Moab may soon have a parking garage under construction thanks to the Utah Transportation Commission’s Recreation Hotspot funding program. It seems to me the Utah Department of Transportation (UDOT) wants the parking structure so they can clear away Main Street parking and do away with left turns; Mike Bynum and other business owners directly adjacent to the proposed site want it to provide taxpayer-funded parking for their private businesses; and our mayor, Emily Niehaus, as as far as I can tell, wants it simply because she has invested so much time and energy in it already. Nevertheless, residents have spoken out repeatedly at city council meetings that this parking structure is not what Moab needs. It is time the city council heeds those voices.

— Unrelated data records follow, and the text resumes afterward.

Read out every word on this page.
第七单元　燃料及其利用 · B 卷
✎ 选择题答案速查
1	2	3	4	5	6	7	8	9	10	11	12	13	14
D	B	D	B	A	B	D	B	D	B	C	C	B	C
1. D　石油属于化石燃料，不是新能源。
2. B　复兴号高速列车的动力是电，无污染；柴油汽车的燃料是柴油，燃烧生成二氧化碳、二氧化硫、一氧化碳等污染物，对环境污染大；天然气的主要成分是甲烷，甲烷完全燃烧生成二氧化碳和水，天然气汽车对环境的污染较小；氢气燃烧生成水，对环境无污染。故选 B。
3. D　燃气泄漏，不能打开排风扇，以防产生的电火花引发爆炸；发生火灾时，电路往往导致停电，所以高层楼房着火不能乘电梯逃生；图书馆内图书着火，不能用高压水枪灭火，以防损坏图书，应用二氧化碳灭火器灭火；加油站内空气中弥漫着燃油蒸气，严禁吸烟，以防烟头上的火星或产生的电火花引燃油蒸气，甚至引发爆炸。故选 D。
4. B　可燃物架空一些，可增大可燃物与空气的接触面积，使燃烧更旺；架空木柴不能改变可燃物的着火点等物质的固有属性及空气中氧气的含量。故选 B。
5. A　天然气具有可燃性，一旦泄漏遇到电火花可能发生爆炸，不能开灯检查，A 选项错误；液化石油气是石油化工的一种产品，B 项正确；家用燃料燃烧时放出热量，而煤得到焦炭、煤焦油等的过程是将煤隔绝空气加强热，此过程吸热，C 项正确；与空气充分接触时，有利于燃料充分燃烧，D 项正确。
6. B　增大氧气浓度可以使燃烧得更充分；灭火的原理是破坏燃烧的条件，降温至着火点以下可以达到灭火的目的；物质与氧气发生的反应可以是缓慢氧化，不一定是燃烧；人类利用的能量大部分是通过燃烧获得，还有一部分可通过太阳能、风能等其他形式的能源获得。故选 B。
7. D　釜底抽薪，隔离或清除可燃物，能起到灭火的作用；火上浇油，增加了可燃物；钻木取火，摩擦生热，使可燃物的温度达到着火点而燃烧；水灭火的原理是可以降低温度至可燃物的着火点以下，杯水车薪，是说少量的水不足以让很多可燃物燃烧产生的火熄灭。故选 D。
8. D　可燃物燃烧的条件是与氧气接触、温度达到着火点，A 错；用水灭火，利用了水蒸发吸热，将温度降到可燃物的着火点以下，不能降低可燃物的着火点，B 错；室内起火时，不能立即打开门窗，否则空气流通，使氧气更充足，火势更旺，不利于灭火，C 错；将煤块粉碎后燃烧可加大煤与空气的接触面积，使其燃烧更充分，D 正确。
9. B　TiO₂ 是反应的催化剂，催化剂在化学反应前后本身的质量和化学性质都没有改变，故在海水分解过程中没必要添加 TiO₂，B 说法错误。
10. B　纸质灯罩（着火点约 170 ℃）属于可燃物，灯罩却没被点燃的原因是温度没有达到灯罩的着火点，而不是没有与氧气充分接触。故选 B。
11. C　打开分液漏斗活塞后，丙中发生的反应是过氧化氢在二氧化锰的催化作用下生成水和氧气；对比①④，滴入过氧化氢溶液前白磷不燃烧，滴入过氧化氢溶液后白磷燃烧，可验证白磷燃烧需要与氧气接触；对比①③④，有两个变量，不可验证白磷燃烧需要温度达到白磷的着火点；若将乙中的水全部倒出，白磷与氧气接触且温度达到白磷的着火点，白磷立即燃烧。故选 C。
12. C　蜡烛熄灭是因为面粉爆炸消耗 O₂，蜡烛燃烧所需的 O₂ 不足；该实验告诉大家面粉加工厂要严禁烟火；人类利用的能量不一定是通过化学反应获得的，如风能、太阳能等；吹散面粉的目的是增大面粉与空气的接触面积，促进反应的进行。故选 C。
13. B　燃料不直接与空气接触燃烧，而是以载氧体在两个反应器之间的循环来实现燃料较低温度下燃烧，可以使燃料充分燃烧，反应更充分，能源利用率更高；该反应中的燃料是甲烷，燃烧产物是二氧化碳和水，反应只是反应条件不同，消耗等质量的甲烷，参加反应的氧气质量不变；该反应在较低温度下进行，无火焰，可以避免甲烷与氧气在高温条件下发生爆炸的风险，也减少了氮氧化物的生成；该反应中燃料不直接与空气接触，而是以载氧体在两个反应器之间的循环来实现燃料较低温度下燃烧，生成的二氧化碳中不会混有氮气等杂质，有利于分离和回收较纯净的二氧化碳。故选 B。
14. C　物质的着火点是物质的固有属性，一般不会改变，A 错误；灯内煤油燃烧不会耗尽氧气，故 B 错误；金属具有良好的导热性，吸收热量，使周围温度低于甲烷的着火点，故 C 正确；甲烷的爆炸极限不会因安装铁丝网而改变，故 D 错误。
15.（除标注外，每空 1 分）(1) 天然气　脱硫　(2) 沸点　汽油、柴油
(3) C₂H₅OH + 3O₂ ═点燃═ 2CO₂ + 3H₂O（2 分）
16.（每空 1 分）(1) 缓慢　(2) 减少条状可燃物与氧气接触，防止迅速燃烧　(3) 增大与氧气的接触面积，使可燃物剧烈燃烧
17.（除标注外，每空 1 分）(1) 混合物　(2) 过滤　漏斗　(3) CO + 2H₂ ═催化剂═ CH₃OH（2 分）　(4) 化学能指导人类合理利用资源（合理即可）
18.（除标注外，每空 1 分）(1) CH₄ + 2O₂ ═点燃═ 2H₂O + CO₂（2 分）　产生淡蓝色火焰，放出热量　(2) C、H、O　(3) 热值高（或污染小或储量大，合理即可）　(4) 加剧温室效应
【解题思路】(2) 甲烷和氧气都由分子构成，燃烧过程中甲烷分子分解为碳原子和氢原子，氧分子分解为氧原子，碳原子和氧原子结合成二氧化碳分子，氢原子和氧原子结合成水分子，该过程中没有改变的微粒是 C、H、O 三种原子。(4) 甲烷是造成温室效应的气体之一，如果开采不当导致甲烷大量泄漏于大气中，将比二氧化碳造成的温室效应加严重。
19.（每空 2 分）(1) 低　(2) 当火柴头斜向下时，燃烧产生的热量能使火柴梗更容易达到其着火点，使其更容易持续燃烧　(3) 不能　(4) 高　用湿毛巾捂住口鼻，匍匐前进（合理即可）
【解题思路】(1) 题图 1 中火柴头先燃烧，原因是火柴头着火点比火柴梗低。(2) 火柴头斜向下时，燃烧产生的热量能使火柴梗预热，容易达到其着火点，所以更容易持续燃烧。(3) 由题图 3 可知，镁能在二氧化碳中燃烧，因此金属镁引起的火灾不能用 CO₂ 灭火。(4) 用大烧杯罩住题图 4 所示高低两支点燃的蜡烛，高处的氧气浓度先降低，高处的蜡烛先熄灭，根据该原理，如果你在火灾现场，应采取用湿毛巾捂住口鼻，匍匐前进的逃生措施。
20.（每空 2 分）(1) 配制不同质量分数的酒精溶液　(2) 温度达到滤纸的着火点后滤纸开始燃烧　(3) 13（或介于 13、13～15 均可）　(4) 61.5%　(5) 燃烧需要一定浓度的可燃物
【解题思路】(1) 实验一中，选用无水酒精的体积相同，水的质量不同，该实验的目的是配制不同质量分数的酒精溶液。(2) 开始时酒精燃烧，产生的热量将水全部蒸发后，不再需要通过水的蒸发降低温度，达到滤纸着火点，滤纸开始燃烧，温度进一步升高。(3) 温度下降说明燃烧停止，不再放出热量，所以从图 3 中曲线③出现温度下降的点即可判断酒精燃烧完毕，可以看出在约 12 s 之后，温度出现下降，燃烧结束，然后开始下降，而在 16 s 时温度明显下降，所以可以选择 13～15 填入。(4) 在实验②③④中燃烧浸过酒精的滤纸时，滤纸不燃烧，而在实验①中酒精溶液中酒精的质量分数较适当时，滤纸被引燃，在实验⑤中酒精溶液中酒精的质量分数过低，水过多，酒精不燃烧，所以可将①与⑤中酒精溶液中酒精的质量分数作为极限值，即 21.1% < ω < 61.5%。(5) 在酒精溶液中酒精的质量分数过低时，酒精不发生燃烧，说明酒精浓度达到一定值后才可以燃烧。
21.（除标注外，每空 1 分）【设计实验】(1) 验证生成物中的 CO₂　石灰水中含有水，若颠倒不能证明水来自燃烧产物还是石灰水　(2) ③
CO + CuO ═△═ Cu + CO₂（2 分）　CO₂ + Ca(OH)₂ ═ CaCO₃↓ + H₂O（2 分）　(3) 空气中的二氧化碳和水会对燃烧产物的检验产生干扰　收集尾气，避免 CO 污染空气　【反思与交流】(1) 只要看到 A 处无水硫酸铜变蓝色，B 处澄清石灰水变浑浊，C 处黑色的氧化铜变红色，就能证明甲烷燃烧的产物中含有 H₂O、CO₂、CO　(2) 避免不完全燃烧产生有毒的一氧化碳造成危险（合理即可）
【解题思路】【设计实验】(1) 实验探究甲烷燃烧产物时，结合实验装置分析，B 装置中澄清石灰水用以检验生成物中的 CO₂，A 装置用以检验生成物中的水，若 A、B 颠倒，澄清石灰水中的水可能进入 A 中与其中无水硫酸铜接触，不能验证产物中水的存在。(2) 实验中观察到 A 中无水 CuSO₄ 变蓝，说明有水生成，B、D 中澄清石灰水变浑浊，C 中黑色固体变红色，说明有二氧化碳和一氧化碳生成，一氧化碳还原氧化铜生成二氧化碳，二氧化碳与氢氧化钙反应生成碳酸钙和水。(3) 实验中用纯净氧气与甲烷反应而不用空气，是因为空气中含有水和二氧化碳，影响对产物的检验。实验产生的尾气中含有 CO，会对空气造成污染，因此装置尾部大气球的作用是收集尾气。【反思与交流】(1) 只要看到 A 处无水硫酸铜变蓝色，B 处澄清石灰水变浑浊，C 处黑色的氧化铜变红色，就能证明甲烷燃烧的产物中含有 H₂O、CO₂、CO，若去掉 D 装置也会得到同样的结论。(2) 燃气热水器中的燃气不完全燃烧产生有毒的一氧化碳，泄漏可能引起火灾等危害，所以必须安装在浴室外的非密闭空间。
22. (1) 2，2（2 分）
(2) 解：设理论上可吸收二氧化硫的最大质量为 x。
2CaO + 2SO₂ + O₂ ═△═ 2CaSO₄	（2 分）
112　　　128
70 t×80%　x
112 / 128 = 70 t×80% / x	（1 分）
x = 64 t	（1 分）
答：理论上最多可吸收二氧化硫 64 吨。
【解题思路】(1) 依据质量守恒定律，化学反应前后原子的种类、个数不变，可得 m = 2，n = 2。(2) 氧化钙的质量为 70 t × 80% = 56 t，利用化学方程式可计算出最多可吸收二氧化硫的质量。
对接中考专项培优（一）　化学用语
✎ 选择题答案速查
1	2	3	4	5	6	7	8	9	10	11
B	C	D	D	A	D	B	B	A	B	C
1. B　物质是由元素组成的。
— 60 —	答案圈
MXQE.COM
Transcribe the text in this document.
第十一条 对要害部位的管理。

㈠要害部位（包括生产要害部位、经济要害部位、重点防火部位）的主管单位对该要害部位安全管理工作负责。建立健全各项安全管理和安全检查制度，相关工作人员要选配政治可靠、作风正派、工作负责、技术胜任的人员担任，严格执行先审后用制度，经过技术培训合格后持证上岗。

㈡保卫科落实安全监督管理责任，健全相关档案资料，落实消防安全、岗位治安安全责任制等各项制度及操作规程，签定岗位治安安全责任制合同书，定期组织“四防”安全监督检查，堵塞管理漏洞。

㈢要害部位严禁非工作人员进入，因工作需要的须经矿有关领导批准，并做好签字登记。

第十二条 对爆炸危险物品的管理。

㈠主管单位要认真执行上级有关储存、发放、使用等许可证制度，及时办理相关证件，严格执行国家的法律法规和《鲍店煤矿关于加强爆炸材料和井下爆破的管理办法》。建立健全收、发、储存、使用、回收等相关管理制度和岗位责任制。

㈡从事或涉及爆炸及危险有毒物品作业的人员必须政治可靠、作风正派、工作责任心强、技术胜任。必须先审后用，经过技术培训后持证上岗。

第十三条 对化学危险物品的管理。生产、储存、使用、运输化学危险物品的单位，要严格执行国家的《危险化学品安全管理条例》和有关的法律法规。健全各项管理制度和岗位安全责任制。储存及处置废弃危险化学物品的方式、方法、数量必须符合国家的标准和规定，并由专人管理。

The main goals of the Recreation Hotspot funding program, administered by UDOT, are to reduce congestion, increase economic development, and increase tourism and recreation opportunities. How are we going to simultaneously increase tourism traffic and economic development in Moab while also reducing vehicle traffic on our streets? The idea that was eventually decided on to achieve this contradictory set of goals was a parking garage located downtown.
Our city council members seemed to have an overall increase in parking in mind, while UDOT was hoping to get rid of Main Street parallel parking and ban left turns from 400 North all the way to 300 South. UDOT figured that this would reduce congestion on Main by getting rid of the backups of cars stuck in the left turn only lane for multiple light cycles (incidentally caused by UDOT’s unwillingness to install left-turn-only signals), and slowdowns from cars entering or exiting parallel parking spaces.
Members of the public and business owners throughout the length of Main Street got up in arms over those ideas, especially about the issue of parking. UDOT’s own research showed that the average parker isn’t willing to walk more than 600 feet from their vehicle to their final destination. A one-block radius is about as far as the benefits of the parking garage would transfer, meaning that business owners on that block would win while every other business owner on Main Street would lose. UDOT relented on those issues, yet remained surprisingly willing to put up the promised $8.3 million.
Our city council’s reasons for supporting the parking structure from the beginning are a bit fuzzier to me. UDOT made no secret of the fact that they planned to lobby for parking to be taken away from Main Street and replaced with the parking garage. It was also clear from a recent parking study, commissioned by the city council and conducted by Avenue Consultants, that there is more than enough parking in Moab already. What both UDOT’s research and Avenue Consultant’s research showed is that Moab does not have a parking problem, it has a walking problem.
So who will this parking structure really benefit? It will benefit those business owners directly adjacent to it, it will benefit tourists walking very short distances to shops and restaurants, and it will probably still benefit UDOT – while UDOT representative Ryan Anderson confirmed by email that they will not be requiring the removal of Main Street parking as part of the construction of the parking structure, he clarified on Feb. 11 that by no means would it be off the table in the future. The proposed parking garage is, I think, likely part of their preparation strategy. They’ll point to it as proof that there is plenty of parking to compensate for Main Street parking being removed, then steamroll over any local sentiments to the contrary in the process. It is UDOT’s highway after all.
Fortunately, some members of our city council are coming around. Karen Guzman-Newton presented a potential statement of consensus on Feb. 18 at a Grand County Council joint session with the Moab City Council that would effectively pause the parking structure project. Furthermore, it would seek to renegotiate the contract with UDOT to explore the possibility of researching and implementing a public transit system for the Moab, Spanish Valley and Arches area. This idea would do a much better job of achieving the Hotspot funding’s contradictory goals, and UDOT’s own representatives present at the meeting said that the Transportation Commission would likely be amenable to such a change in contract.
A quality that is essential in any leadership role is knowing when to admit that you were wrong and change course. More members of the community have spoken out against the parking structure than in favor. Most of those who have spoken in favor stand to benefit directly from it. Councilmembers Guzman-Newton, Mike Duncan and Rani Derasary have all taken a stand against the parking garage, it is time that Mayor Niehaus and Councilmembers Tawny Knuteson-Boyd and Kalen Jones change course and support Guzman-Newton’s statement of consensus.
Lee Kaplan-Unsoeld lives in Moab and works in construction, but wants people to question growth. He enjoys many outdoor activities in his free time.